Discovery - chuckablack/quokka GitHub Wiki
Hosts are discovered automatically by quokka. There are a number of ways that this might be accomplished - e.g. both scapy and nmap have various auto-discovery methods.
However, I chose to implement this discovery process as a simple ping through all IP addresses in the subnet (aka 'ping sweep'). This seemed to be the best for teaching purposes, and it has been around for a long time (the first 'discovery' I implemented was in about 1990!), and is still used in many solutions.
Here are some notes about the host discovery process in quokka:
- Hosts: Remember that 'discovery' is for discovering hosts. At this time, quokka does not discover devices as such.
- Devices: That said, quokka may discover IP addresses that are actually devices. Quokka doesn't care, and treats it like a normal host. Of course quokka could interrogate the 'host' to see e.g. if it supports SNMP, NETCONF, or if it has already been configured in 'devcies.yaml', and ignore it. It just doesn't do that, at this time.
- MAC addresses: Quokka reads its arp table at the beginning of each discovery cycle, and uses that to add the MAC address to devices, where appropriate. It reads this via the 'python_arptable' package.
- Finding the local subnet: When it runs, quokka discovery queries the socket library to determine its own IP address, and then uses the ipaddress package to get the subnet address for the local subnet.
- Finding the hostname: Quokka also uses the sockets library to get the hostname of any IPs that respond to our ping. The sockets function called is 'gethostbyname'.

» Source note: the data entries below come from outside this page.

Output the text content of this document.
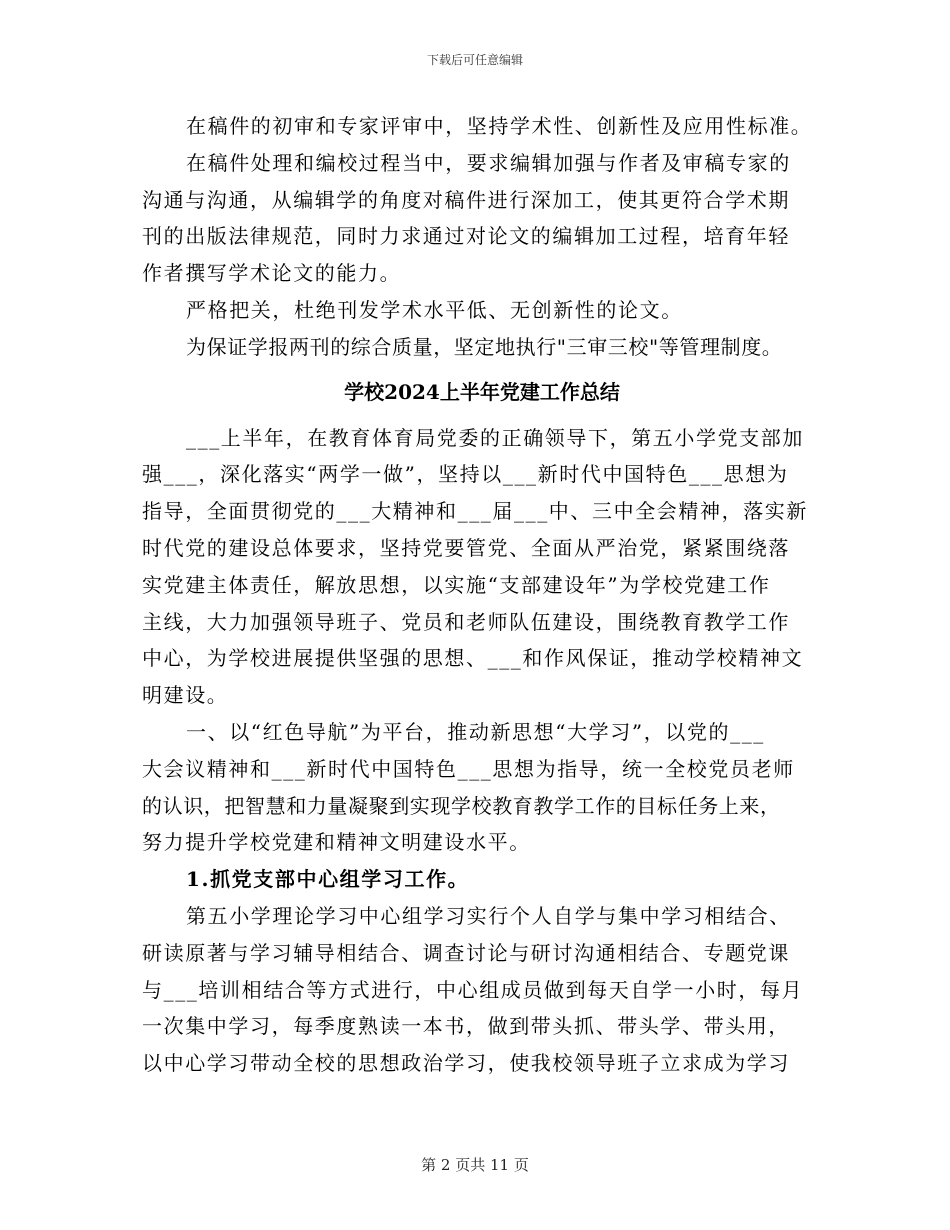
下载后可任意编辑
在稿件的初审和专家评审中，坚持学术性、创新性及应用性标准。
在稿件处理和编校过程当中，要求编辑加强与作者及审稿专家的
沟通与沟通，从编辑学的角度对稿件进行深加工，使其更符合学术期
刊的出版法律规范，同时力求通过对论文的编辑加工过程，培育年轻
作者撰写学术论文的能力。
严格把关，杜绝刊发学术水平低、无创新性的论文。
为保证学报两刊的综合质量，坚定地执行"三审三校"等管理制度。
学校2024上半年党建工作总结
___上半年，在教育体育局党委的正确领导下，第五小学党支部加
强___，深化落实“两学一做”，坚持以___新时代中国特色___思想为
指导，全面贯彻党的___大精神和___届___中、三中全会精神，落实新
时代党的建设总体要求，坚持党要管党、全面从严治党，紧紧围绕落
实党建主体责任，解放思想，以实施“支部建设年”为学校党建工作
主线，大力加强领导班子、党员和老师队伍建设，围绕教育教学工作
中心，为学校进展提供坚强的思想、___和作风保证，推动学校精神文
明建设。
一、以“红色导航”为平台，推动新思想“大学习”，以党的___
大会议精神和___新时代中国特色___思想为指导，统一全校党员老师
的认识，把智慧和力量凝聚到实现学校教育教学工作的目标任务上来，
努力提升学校党建和精神文明建设水平。
1.抓党支部中心组学习工作。
第五小学理论学习中心组学习实行个人自学与集中学习相结合、
研读原著与学习辅导相结合、调查讨论与研讨沟通相结合、专题党课
与___培训相结合等方式进行，中心组成员做到每天自学一小时，每月
一次集中学习，每季度熟读一本书，做到带头抓、带头学、带头用，
以中心学习带动全校的思想政治学习，使我校领导班子立求成为学习
第 2 页共 11 页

- Adding vs updating: When it finds a device, quokka queries the database to see if this host has already been discovered. It does this by searching for a host with a matching IP address and hostname. If a match is found, the DB entry is updated (e.g. availability, response time, last heard). If not found, the new host is added to the DB.
Yes I realize that this means that if a host goes away, loses its lease on an IP address, gets a new one, it will be discovered again. Doing more requires interrogating the host, to determine if it is the same one, and that isn't something that quokka is doing at the moment.

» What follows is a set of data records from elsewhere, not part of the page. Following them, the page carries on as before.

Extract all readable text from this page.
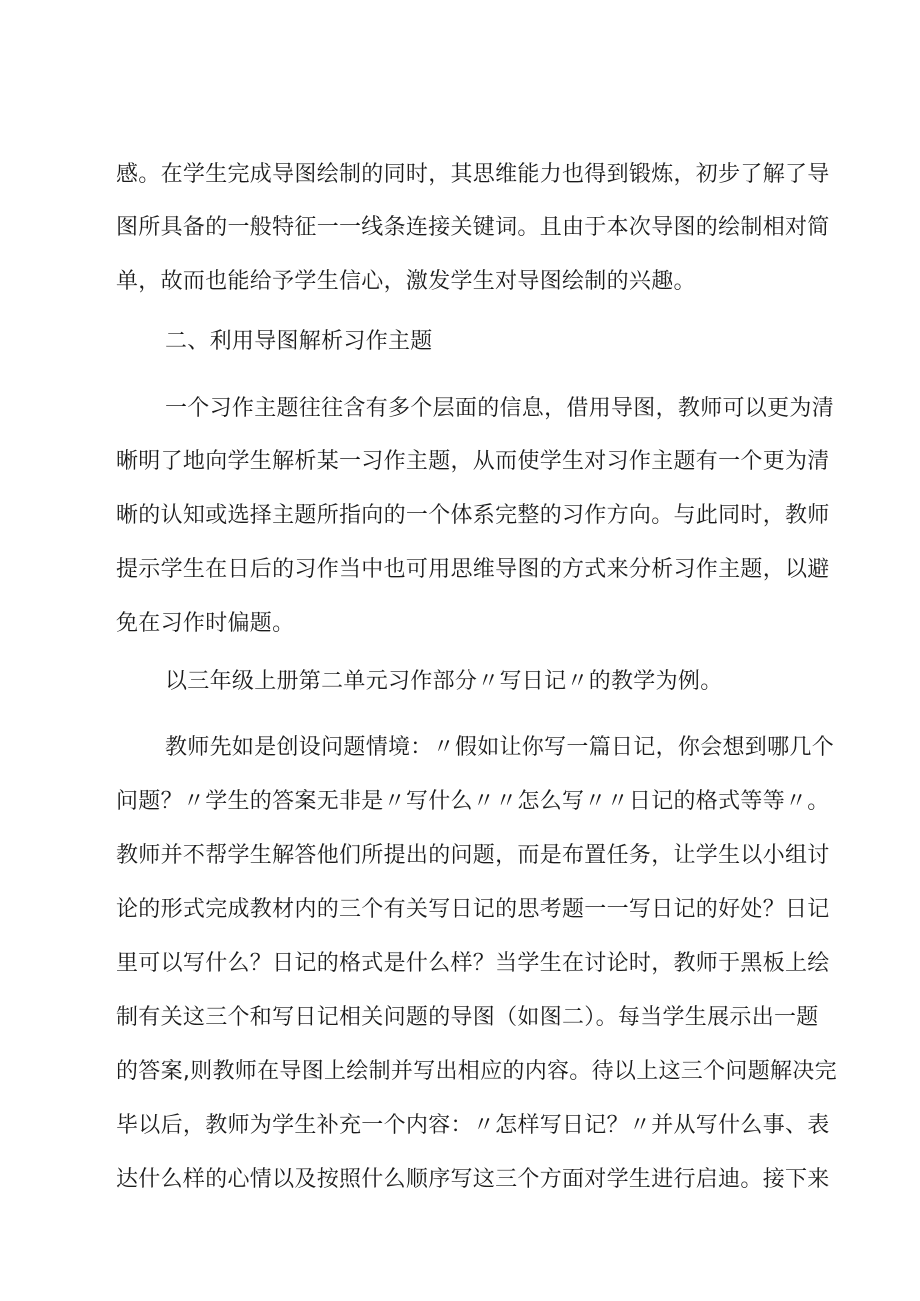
感。在学生完成导图绘制的同时，其思维能力也得到锻炼，初步了解了导
图所具备的一般特征一一线条连接关键词。且由于本次导图的绘制相对简
单，故而也能给予学生信心，激发学生对导图绘制的兴趣。
二、利用导图解析习作主题
一个习作主题往往含有多个层面的信息，借用导图，教师可以更为清
晰明了地向学生解析某一习作主题，从而使学生对习作主题有一个更为清
晰的认知或选择主题所指向的一个体系完整的习作方向。与此同时，教师
提示学生在日后的习作当中也可用思维导图的方式来分析习作主题，以避
免在习作时偏题。
以三年级上册第二单元习作部分〃写日记〃的教学为例。
教师先如是创设问题情境：〃假如让你写一篇日记，你会想到哪几个
问题？〃学生的答案无非是〃写什么〃〃怎么写〃〃日记的格式等等〃。
教师并不帮学生解答他们所提出的问题，而是布置任务，让学生以小组讨
论的形式完成教材内的三个有关写日记的思考题一一写日记的好处？日记
里可以写什么？日记的格式是什么样？当学生在讨论时，教师于黑板上绘
制有关这三个和写日记相关问题的导图（如图二）。每当学生展示出一题
的答案,则教师在导图上绘制并写出相应的内容。待以上这三个问题解决完
毕以后，教师为学生补充一个内容：〃怎样写日记？〃并从写什么事、表
达什么样的心情以及按照什么顺序写这三个方面对学生进行启迪。接下来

- Interval: Host discovery has an 'interval' at which it runs. I use the term 'interval' loosely, because it isn't really that - the 'interval' is really just the time it will wait, until starting the next discovery cycle. I did this for simplicity - since quokka is for teaching - and to not complicate things. There are many ways to improve this, to make a true 'interval', and that may be done in the future (along with multi-threaded discovery, e.g.).